Nithin Kamath, Founder & CEO of Zerodha, recently highlighted that most stock brokers in India do not fully own their technology stack. Instead, they rely on third-party vendors for critical systems such as Order Management Systems (OMS) & Risk Management Systems (RMS), which form the backbone of any brokerage operation.
- OMS/RMS: The Heart of Brokerage Operations
- The High-Risk Nature of Building In-House
- CoinDCX Responds With a Crypto-Native Perspective
- The Broader Industry Question
OMS/RMS: The Heart of Brokerage Operations
Kamath described OMS/RMS platforms as the functional equivalent of core banking systems used by banks, typically supplied by large technology vendors. If these systems fail, trading operations effectively come to a standstill.
He noted that vendors such as Omnesys, 63 Moons, Kambala, & Rupeeseed dominate this segment, with Omnesys reportedly holding a significant share of the market. Because these systems sit at the center of every trade, risk check, & margin calculation, even brief disruptions can have cascading effects across the brokerage ecosystem.

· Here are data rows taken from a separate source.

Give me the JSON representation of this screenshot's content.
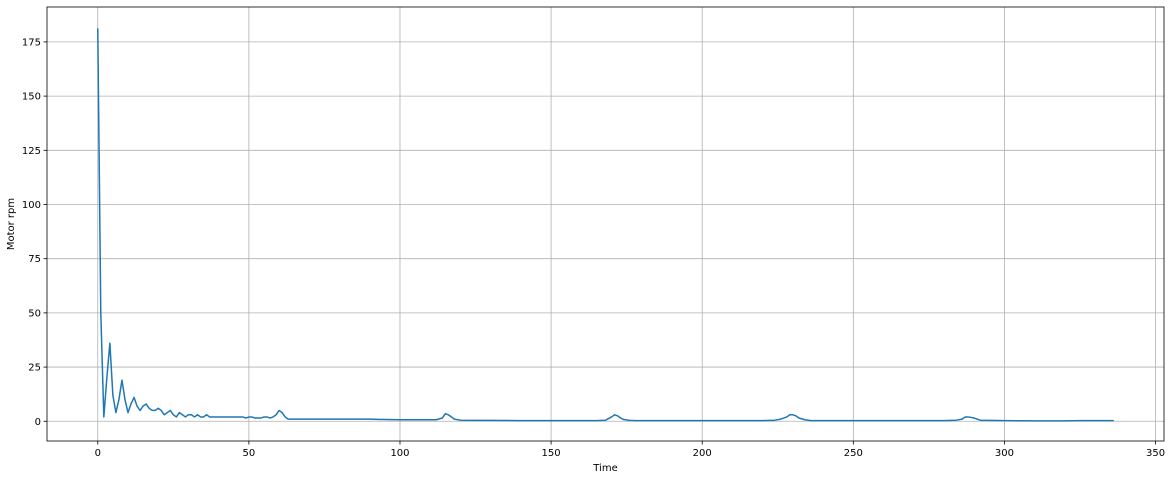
{
  "chart_data": {
    "type": "line",
    "title": "",
    "xlabel": "Time",
    "ylabel": "Motor rpm",
    "xlim": [
      -16.8,
      352.8
    ],
    "ylim": [
      -9.1,
      191.1
    ],
    "xticks": [
      0,
      50,
      100,
      150,
      200,
      250,
      300,
      350
    ],
    "yticks": [
      0,
      25,
      50,
      75,
      100,
      125,
      150,
      175
    ],
    "grid": true,
    "legend": "none",
    "series": [
      {
        "color": "#1f77b4",
        "x": [
          0,
          1,
          2,
          3,
          4,
          5,
          6,
          7,
          8,
          9,
          10,
          11,
          12,
          13,
          14,
          15,
          16,
          17,
          18,
          19,
          20,
          21,
          22,
          23,
          24,
          25,
          26,
          27,
          28,
          29,
          30,
          31,
          32,
          33,
          34,
          35,
          36,
          37,
          38,
          39,
          40,
          41,
          42,
          43,
          44,
          45,
          46,
          47,
          48,
          49,
          50,
          51,
          52,
          53,
          54,
          55,
          56,
          57,
          58,
          59,
          60,
          61,
          62,
          63,
          64,
          65,
          66,
          67,
          68,
          69,
          70,
          71,
          72,
          73,
          74,
          75,
          76,
          77,
          78,
          79,
          80,
          85,
          90,
          95,
          100,
          105,
          110,
          112,
          114,
          115,
          116,
          118,
          120,
          125,
          130,
          140,
          150,
          160,
          165,
          168,
          170,
          171,
          172,
          173,
          174,
          176,
          178,
          180,
          190,
          200,
          210,
          220,
          224,
          226,
          228,
          229,
          230,
          231,
          232,
          234,
          236,
          240,
          250,
          260,
          270,
          280,
          284,
          286,
          287,
          288,
          290,
          292,
          300,
          310,
          320,
          325,
          330,
          335,
          336
        ],
        "y": [
          181,
          50,
          2,
          20,
          36,
          12,
          4,
          10,
          19,
          10,
          4,
          8,
          11,
          7,
          5,
          7,
          8,
          6,
          5,
          5,
          6,
          5,
          3,
          4,
          5,
          3,
          2,
          4,
          3,
          2,
          3,
          3,
          2,
          3,
          2,
          2,
          3,
          2,
          2,
          2,
          2,
          2,
          2,
          2,
          2,
          2,
          2,
          2,
          2,
          1.5,
          2,
          2,
          1.5,
          1.5,
          1.5,
          2,
          2,
          1.5,
          2,
          3,
          5,
          4,
          2,
          1,
          1,
          1,
          1,
          1,
          1,
          1,
          1,
          1,
          1,
          1,
          1,
          1,
          1,
          1,
          1,
          1,
          1,
          1,
          1,
          0.8,
          0.7,
          0.7,
          0.7,
          0.7,
          1.5,
          3.5,
          3,
          1,
          0.5,
          0.4,
          0.4,
          0.3,
          0.3,
          0.3,
          0.3,
          0.5,
          2,
          3,
          2.5,
          1.5,
          0.8,
          0.4,
          0.3,
          0.3,
          0.3,
          0.3,
          0.3,
          0.3,
          0.5,
          1,
          2,
          3,
          3,
          2.5,
          1.5,
          0.7,
          0.3,
          0.3,
          0.3,
          0.3,
          0.3,
          0.3,
          0.5,
          1,
          2,
          2,
          1.5,
          0.5,
          0.3,
          0.2,
          0.2,
          0.3,
          0.3,
          0.3,
          0.3
        ]
      }
    ]
  }
}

One of the lesser-known things about stock brokers is that most brokers don't actually own their entire tech stack. There's usually a third-party vendor providing the core order management system (OMS) and risk management system (RMS). Think of OMS/RMS as being similar to the…— Nithin Kamath (@Nithin0dha) December 22, 2025
The High-Risk Nature of Building In-House
According to Kamath, Zerodha has been working for nearly four years to develop its own OMS/RMS stack internally. He described the process as extremely hard & operationally complex, especially for a broker with millions of active clients.
Migrating live client positions while ensuring uninterrupted trading introduces serious business risk. A single mistake during transition could result in incorrect trades, margin miscalculations, or clients being unable to exit positions at critical moments.
Regulatory volatility further compounds the challenge. Frequent rule changes must be integrated into the system without breaking existing functionality, turning each update into a potential failure point. Kamath likened the effort to “rebuilding a plane while flying it,” particularly for large brokers handling lakhs of daily trades.